City - News

Posted on: December 7, 2016

Hundreds Celebrate Grand Opening of Fire Station One

Fire Station 1

The City of Fort Myers Fire Station One is officially open for business.  On Monday, December 5, more than 150 residents and city officials celebrated the grand opening of the new fire station at a ribbon cutting ceremony at the new Fire Station One on Jackson St. in Fort Myers’ Midtown neighborhood. Instead of cutting a ribbon, however, Fort Myers Mayor Randy Henderson uncoupled a ceremonial fire hose with Ward 4 City Councilman Michael Flanders and other dignitaries.


Mayor Henderson opened the ceremony by reading City Council minutes from December 11, 1950, when the City approved the furnishings for the original Central Fire Station, located near the corner of Martin Luther King, Jr. Blvd. and Central Ave.


“I’m sure that was a happy day for the council,” said Henderson.  “But no more happy than today.”


The celebration comes after 65 years at Fire Station One’s original home, less than two blocks away.
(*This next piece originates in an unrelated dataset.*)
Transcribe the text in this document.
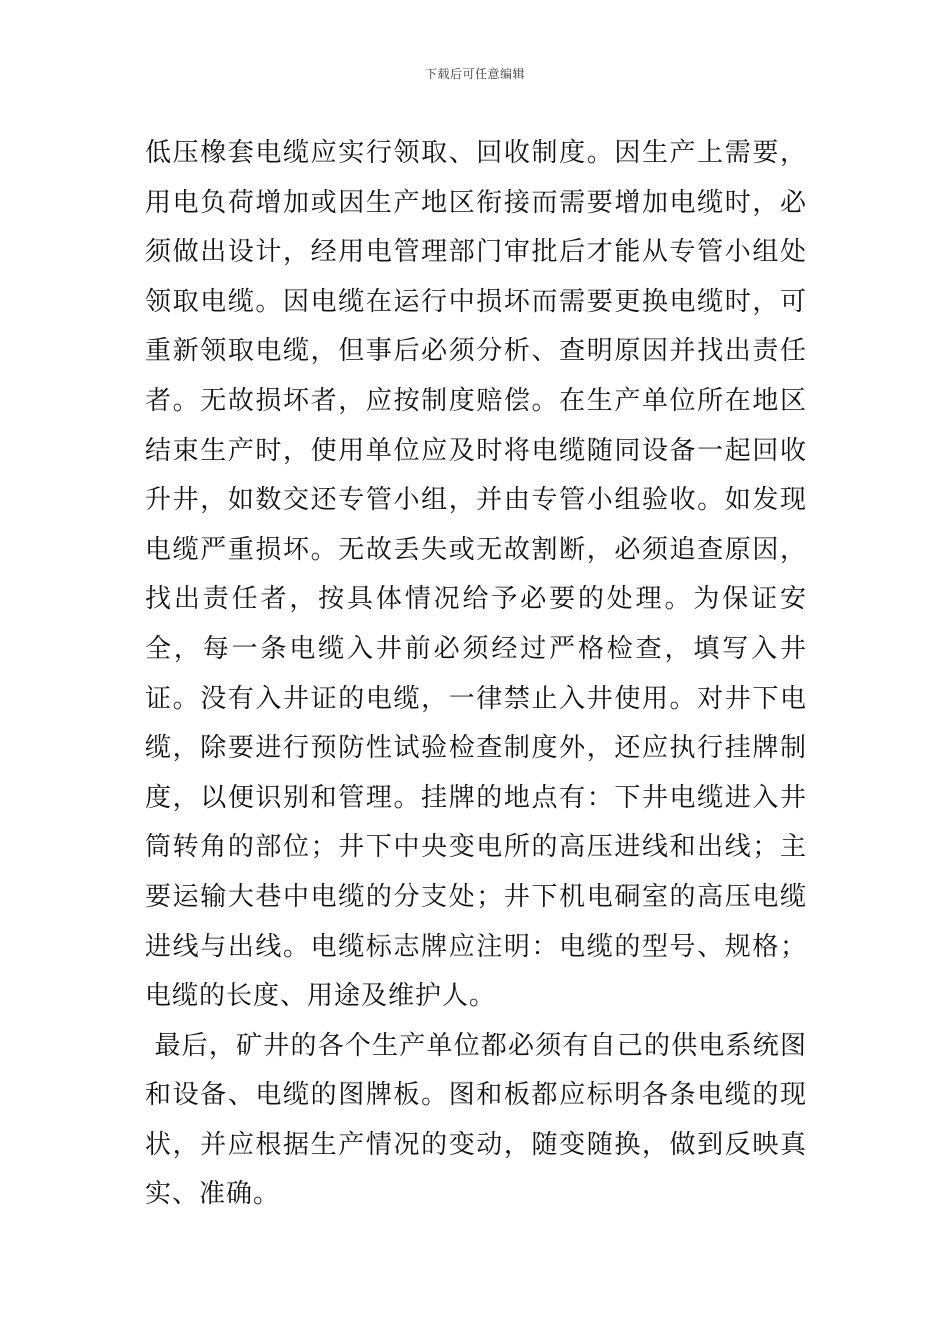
下载后可任意编辑

低压橡套电缆应实行领取、回收制度。因生产上需要，用电负荷增加或因生产地区衔接而需要增加电缆时，必须做出设计，经用电管理部门审批后才能从专管小组处领取电缆。因电缆在运行中损坏而需要更换电缆时，可重新领取电缆，但事后必须分析、查明原因并找出责任者。无故损坏者，应按制度赔偿。在生产单位所在地区结束生产时，使用单位应及时将电缆随同设备一起回收升井，如数交还专管小组，并由专管小组验收。如发现电缆严重损坏。无故丢失或无故割断，必须追查原因，找出责任者，按具体情况给予必要的处理。为保证安全，每一条电缆入井前必须经过严格检查，填写入井证。没有入井证的电缆，一律禁止入井使用。对井下电缆，除要进行预防性试验检查制度外，还应执行挂牌制度，以便识别和管理。挂牌的地点有：下井电缆进入井筒转角的部位；井下中央变电所的高压进线和出线；主要运输大巷中电缆的分支处；井下机电硐室的高压电缆进线与出线。电缆标志牌应注明：电缆的型号、规格；电缆的长度、用途及维护人。

最后，矿井的各个生产单位都必须有自己的供电系统图和设备、电缆的图牌板。图和板都应标明各条电缆的现状，并应根据生产情况的变动，随变随换，做到反映真实、准确。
The original 18,000 square foot station could not accommodate modern equipment such as the FMFD’s ladder truck, a necessity near downtown high-rise buildings.


 “Today is like Christmas,” said Fort Myers Fire Chief Trenton Bowen.  “You wait for it, and wait for it.  And now it’s finally here.”


The City’s Department of Public Works collaborated with FMFD to create a facility that accomplishes their mutual goals for public safety and community services. The new 30,700-square-foot fire station allows for modern fire apparatus and equipment, and was designed to meet the 2025 projected needs for building space.  The new building is equipped with wireless access on every floor, and training rooms are outfitted with interactive SMART boards. The internal radio communication system has been upgraded to ensure that signals are effectively transmitted in the hurricane-proof building.


In addition, there is now room for the Fire Prevention staff to work in the same building, improving efficiency and allowing for continuity and coordination of projects.


But while the new station features updated amenities, tradition is also strongly emphasized.  The new Fire Station One features historical FMFD photos, as well as equipment and artifacts, including a life net and a 1926 fire truck on permanent loan from Lee County Mosquito Control.  The original 1950s sign from atop the former building has also been moved to the new Fire Station One.


“There’s a lot of pride of tradition here,” adds Chief Bowen.  “This new fire station is a new page in our history.”